REVIEW: American Dervish

Book by Ayad Akhtar

Dafna Izenberg

American dervishOn her deathbed, Hayat Shah’s auntie Mina, a devout Muslim, lay reading F. Scott Fitzgerald’s letters. She pointed out this passage to Hayat: “The test of a first-rate intelligence is the ability to hold two opposing ideas in mind at the same time and still retain the ability to function.” Mina is herself a paradoxical character—pious yet enlightened, submissive yet intrepid. When she first came from Pakistan to rural Wisconsin to live with the Shahs, Hayat is 10, at sea in the messy mix of fealty and betrayal that comprised his parents’ marriage, pulled between his needy mother and commanding father. Mina, with her unwavering devotion to Islam, offers Hayat a welcome anchor. As the two settle into nightly readings of the Quran, Hayat begins to experience the world more viscerally, from the stippling of trees with turning leaves to the vivid feel of cotton on his skin. Unable to find security in his family, Hayat finds something else to be certain of: God’s majesty.

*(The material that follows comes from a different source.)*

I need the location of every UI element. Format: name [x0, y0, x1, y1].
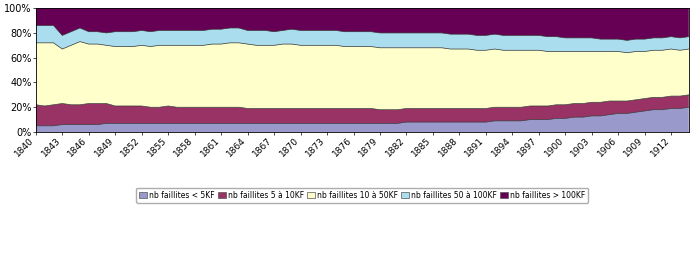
Legend: nb faillites < 5KF, nb faillites 5 à 10KF, nb faillites 10 à 50KF, nb faillites : nb faillites < 5KF, nb faillites 5 à 10K…	[137, 188, 588, 203]
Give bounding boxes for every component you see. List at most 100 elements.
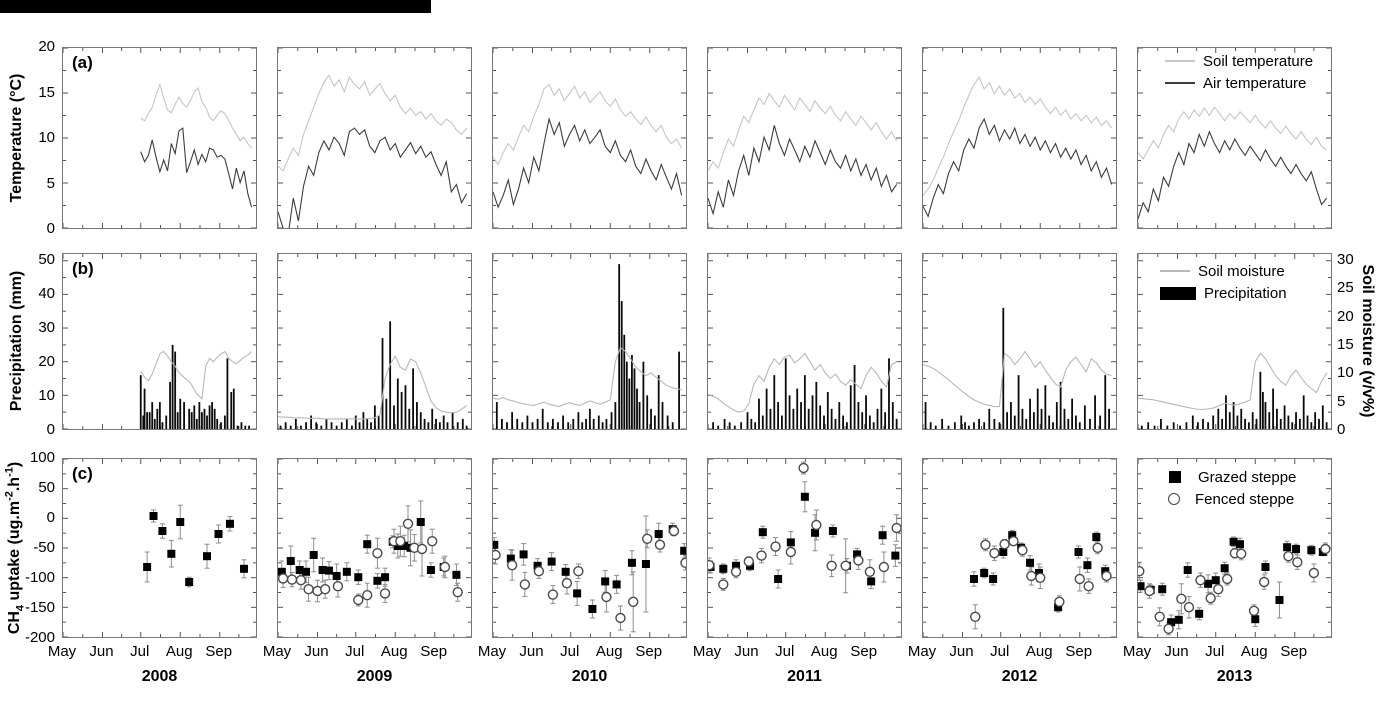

But Hayat’s new-found bliss is hampered by his burgeoning sexuality—focused, uncomfortably, on Mina—and by Mina’s deepening attachment to Nathan, a Jewish colleague of Hayat’s father. When Hayat witnesses Nathan being shunned, he confuses faith with anti-Semitism and finds an excuse to interfere with Mina’s life, to predictably disastrous effect.

Akhtar’s first novel provides a rare and authentic window into the richness and turbulence of children’s inner lives. Hayat misses not a beat in the weird, if well-intentioned, ways of the grown-ups in his life. His own religious conviction ebbs away as he suffers through remorse for his behaviour and horror at Mina’s lot in a new marriage. He has a second epiphany of sensation—this time when he lets go of his faith. But Mina’s death leads him back to the Quran, this time à la Fitzgerald—accepting its contradictions and finding solace in its essence.